One smartphone owner in eight, Chief Justice John Roberts noted Wednesday, admits to sometimes taking a cell phone into the shower. (The other seven, I think, are probably lying.)
Thanks to the Court, smartphone bathers can shower assured that even if the police burst in upon them like Norman Bates in blue, seize their persons roughly, and parade them off in dishabille to be subjected to jailhouse indignities, the officers cannot amuse themselves afterwards by idly poking through the smartphones they confiscate.
For that, they need a warrant.
That’s the result in two cases decided Wednesday—Riley v. California and United States v. Wurie—that featured all but identical facts. Defendants were detained validly, one for driving with expired tags and the other for a hand-to-hand drug sale. Police searched them, as they had every right to do, and seized their phones. Without getting a warrant, they looked at the contents of each phone and found evidence that led, eventually, to much more serious charges: gang-related attempted murder in the first case and drug distribution and weapons violations in the other.
California state courts refused to overturn Riley’s conviction when he appealed the attempted murder charge, but the 1st Circuit Court of Appeals reversed Wurie’s conviction and ordered a new trial on the grounds that the warrantless search violated the Fourth Amendment’s prohibition against “unreasonable searches and seizures.”

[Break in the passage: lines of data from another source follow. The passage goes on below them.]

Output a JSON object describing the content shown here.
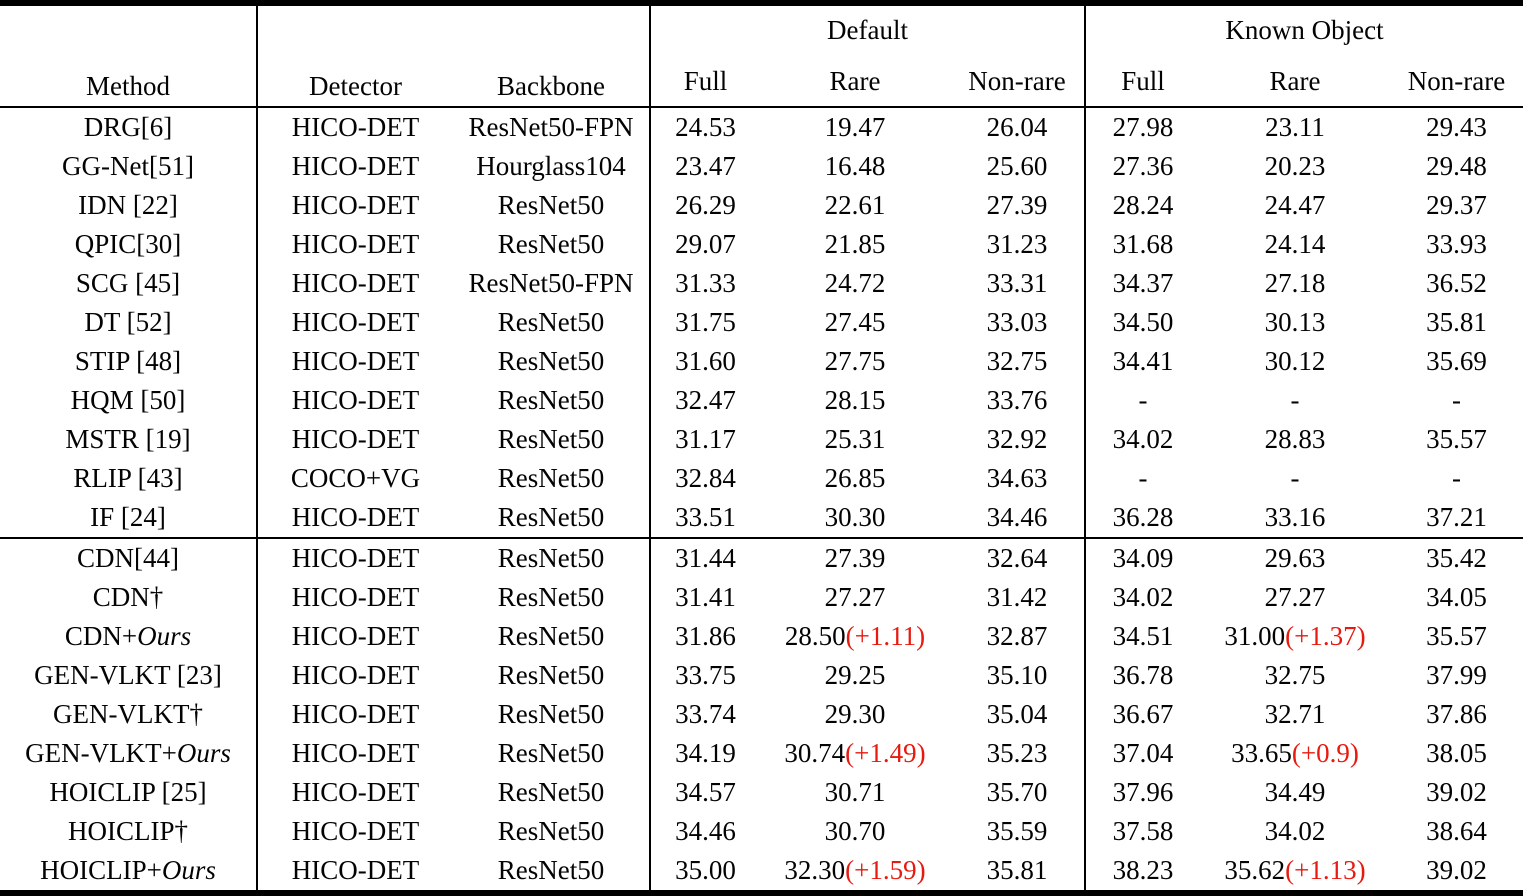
{
  "table": {
    "header": {
      "method": "Method",
      "detector": "Detector",
      "backbone": "Backbone",
      "default_group": "Default",
      "known_object_group": "Known Object",
      "sub_columns": [
        "Full",
        "Rare",
        "Non-rare"
      ]
    },
    "colors": {
      "improvement_red": "#e8190f",
      "rule_black": "#000000"
    },
    "groups": [
      [
        {
          "method": "DRG[6]",
          "method_em": "",
          "detector": "HICO-DET",
          "backbone": "ResNet50-FPN",
          "default": {
            "full": "24.53",
            "rare": "19.47",
            "rare_delta": "",
            "nonrare": "26.04"
          },
          "known": {
            "full": "27.98",
            "rare": "23.11",
            "rare_delta": "",
            "nonrare": "29.43"
          }
        },
        {
          "method": "GG-Net[51]",
          "method_em": "",
          "detector": "HICO-DET",
          "backbone": "Hourglass104",
          "default": {
            "full": "23.47",
            "rare": "16.48",
            "rare_delta": "",
            "nonrare": "25.60"
          },
          "known": {
            "full": "27.36",
            "rare": "20.23",
            "rare_delta": "",
            "nonrare": "29.48"
          }
        },
        {
          "method": "IDN [22]",
          "method_em": "",
          "detector": "HICO-DET",
          "backbone": "ResNet50",
          "default": {
            "full": "26.29",
            "rare": "22.61",
            "rare_delta": "",
            "nonrare": "27.39"
          },
          "known": {
            "full": "28.24",
            "rare": "24.47",
            "rare_delta": "",
            "nonrare": "29.37"
          }
        },
        {
          "method": "QPIC[30]",
          "method_em": "",
          "detector": "HICO-DET",
          "backbone": "ResNet50",
          "default": {
            "full": "29.07",
            "rare": "21.85",
            "rare_delta": "",
            "nonrare": "31.23"
          },
          "known": {
            "full": "31.68",
            "rare": "24.14",
            "rare_delta": "",
            "nonrare": "33.93"
          }
        },
        {
          "method": "SCG [45]",
          "method_em": "",
          "detector": "HICO-DET",
          "backbone": "ResNet50-FPN",
          "default": {
            "full": "31.33",
            "rare": "24.72",
            "rare_delta": "",
            "nonrare": "33.31"
          },
          "known": {
            "full": "34.37",
            "rare": "27.18",
            "rare_delta": "",
            "nonrare": "36.52"
          }
        },
        {
          "method": "DT [52]",
          "method_em": "",
          "detector": "HICO-DET",
          "backbone": "ResNet50",
          "default": {
            "full": "31.75",
            "rare": "27.45",
            "rare_delta": "",
            "nonrare": "33.03"
          },
          "known": {
            "full": "34.50",
            "rare": "30.13",
            "rare_delta": "",
            "nonrare": "35.81"
          }
        },
        {
          "method": "STIP [48]",
          "method_em": "",
          "detector": "HICO-DET",
          "backbone": "ResNet50",
          "default": {
            "full": "31.60",
            "rare": "27.75",
            "rare_delta": "",
            "nonrare": "32.75"
          },
          "known": {
            "full": "34.41",
            "rare": "30.12",
            "rare_delta": "",
            "nonrare": "35.69"
          }
        },
        {
          "method": "HQM [50]",
          "method_em": "",
          "detector": "HICO-DET",
          "backbone": "ResNet50",
          "default": {
            "full": "32.47",
            "rare": "28.15",
            "rare_delta": "",
            "nonrare": "33.76"
          },
          "known": {
            "full": "-",
            "rare": "-",
            "rare_delta": "",
            "nonrare": "-"
          }
        },
        {
          "method": "MSTR [19]",
          "method_em": "",
          "detector": "HICO-DET",
          "backbone": "ResNet50",
          "default": {
            "full": "31.17",
            "rare": "25.31",
            "rare_delta": "",
            "nonrare": "32.92"
          },
          "known": {
            "full": "34.02",
            "rare": "28.83",
            "rare_delta": "",
            "nonrare": "35.57"
          }
        },
        {
          "method": "RLIP [43]",
          "method_em": "",
          "detector": "COCO+VG",
          "backbone": "ResNet50",
          "default": {
            "full": "32.84",
            "rare": "26.85",
            "rare_delta": "",
            "nonrare": "34.63"
          },
          "known": {
            "full": "-",
            "rare": "-",
            "rare_delta": "",
            "nonrare": "-"
          }
        },
        {
          "method": "IF [24]",
          "method_em": "",
          "detector": "HICO-DET",
          "backbone": "ResNet50",
          "default": {
            "full": "33.51",
            "rare": "30.30",
            "rare_delta": "",
            "nonrare": "34.46"
          },
          "known": {
            "full": "36.28",
            "rare": "33.16",
            "rare_delta": "",
            "nonrare": "37.21"
          }
        }
      ],
      [
        {
          "method": "CDN[44]",
          "method_em": "",
          "detector": "HICO-DET",
          "backbone": "ResNet50",
          "default": {
            "full": "31.44",
            "rare": "27.39",
            "rare_delta": "",
            "nonrare": "32.64"
          },
          "known": {
            "full": "34.09",
            "rare": "29.63",
            "rare_delta": "",
            "nonrare": "35.42"
          }
        },
        {
          "method": "CDN†",
          "method_em": "",
          "detector": "HICO-DET",
          "backbone": "ResNet50",
          "default": {
            "full": "31.41",
            "rare": "27.27",
            "rare_delta": "",
            "nonrare": "31.42"
          },
          "known": {
            "full": "34.02",
            "rare": "27.27",
            "rare_delta": "",
            "nonrare": "34.05"
          }
        },
        {
          "method": "CDN+",
          "method_em": "Ours",
          "detector": "HICO-DET",
          "backbone": "ResNet50",
          "default": {
            "full": "31.86",
            "rare": "28.50",
            "rare_delta": "(+1.11)",
            "nonrare": "32.87"
          },
          "known": {
            "full": "34.51",
            "rare": "31.00",
            "rare_delta": "(+1.37)",
            "nonrare": "35.57"
          }
        },
        {
          "method": "GEN-VLKT [23]",
          "method_em": "",
          "detector": "HICO-DET",
          "backbone": "ResNet50",
          "default": {
            "full": "33.75",
            "rare": "29.25",
            "rare_delta": "",
            "nonrare": "35.10"
          },
          "known": {
            "full": "36.78",
            "rare": "32.75",
            "rare_delta": "",
            "nonrare": "37.99"
          }
        },
        {
          "method": "GEN-VLKT†",
          "method_em": "",
          "detector": "HICO-DET",
          "backbone": "ResNet50",
          "default": {
            "full": "33.74",
            "rare": "29.30",
            "rare_delta": "",
            "nonrare": "35.04"
          },
          "known": {
            "full": "36.67",
            "rare": "32.71",
            "rare_delta": "",
            "nonrare": "37.86"
          }
        },
        {
          "method": "GEN-VLKT+",
          "method_em": "Ours",
          "detector": "HICO-DET",
          "backbone": "ResNet50",
          "default": {
            "full": "34.19",
            "rare": "30.74",
            "rare_delta": "(+1.49)",
            "nonrare": "35.23"
          },
          "known": {
            "full": "37.04",
            "rare": "33.65",
            "rare_delta": "(+0.9)",
            "nonrare": "38.05"
          }
        },
        {
          "method": "HOICLIP [25]",
          "method_em": "",
          "detector": "HICO-DET",
          "backbone": "ResNet50",
          "default": {
            "full": "34.57",
            "rare": "30.71",
            "rare_delta": "",
            "nonrare": "35.70"
          },
          "known": {
            "full": "37.96",
            "rare": "34.49",
            "rare_delta": "",
            "nonrare": "39.02"
          }
        },
        {
          "method": "HOICLIP†",
          "method_em": "",
          "detector": "HICO-DET",
          "backbone": "ResNet50",
          "default": {
            "full": "34.46",
            "rare": "30.70",
            "rare_delta": "",
            "nonrare": "35.59"
          },
          "known": {
            "full": "37.58",
            "rare": "34.02",
            "rare_delta": "",
            "nonrare": "38.64"
          }
        },
        {
          "method": "HOICLIP+",
          "method_em": "Ours",
          "detector": "HICO-DET",
          "backbone": "ResNet50",
          "default": {
            "full": "35.00",
            "rare": "32.30",
            "rare_delta": "(+1.59)",
            "nonrare": "35.81"
          },
          "known": {
            "full": "38.23",
            "rare": "35.62",
            "rare_delta": "(+1.13)",
            "nonrare": "39.02"
          }
        }
      ]
    ]
  }
}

A search with a valid warrant is virtually always “reasonable,” but a search without a warrant, is not automatically “unreasonable.” Police can search a suspect’s pockets, or briefcase, or car when making a valid arrest. Caselaw defends the exception because there may be weapons nearby or evidence of crime that could be lost. In addition, officers can search when there are “exigent circumstances,” meaning when there is no time to lose, in order, say, to stop a crime in progress, prevent suspects from destroying evidence, or rescue a kidnap victim.
The lawful-arrest exception implicates pockets and purses. Prosecutors in both cases argued chiefly that searching a cell phone is really just the same thing as searching such personal items. Roberts retorted, “That is like saying a ride on horseback is materially indistinguishable from a flight to the moon.”
The chief justice once suggested from the bench that technological sophistication for law enforcement meant “the latest version of WordPerfect, or whatever it is.” But in Riley, he was armed with the facts about the mysterious new world of smartphones, mobile apps, and cloud computing. Cell phones, he wrote, “could just as easily be called cameras, video players, rolodexes, calendars, tape recorders, libraries, diaries, albums, televisions, maps, or newspapers.” They carry a full history of the owner’s recent life—who the owner has emailed or texted and what was said; where the owner has been and how many times; bank records and health information; and even “apps for improving your romantic life.” If the arrest exception is stretched to cover smartphones, it might permit searches that would “expose to the government far more than the exhaustive search of a house.”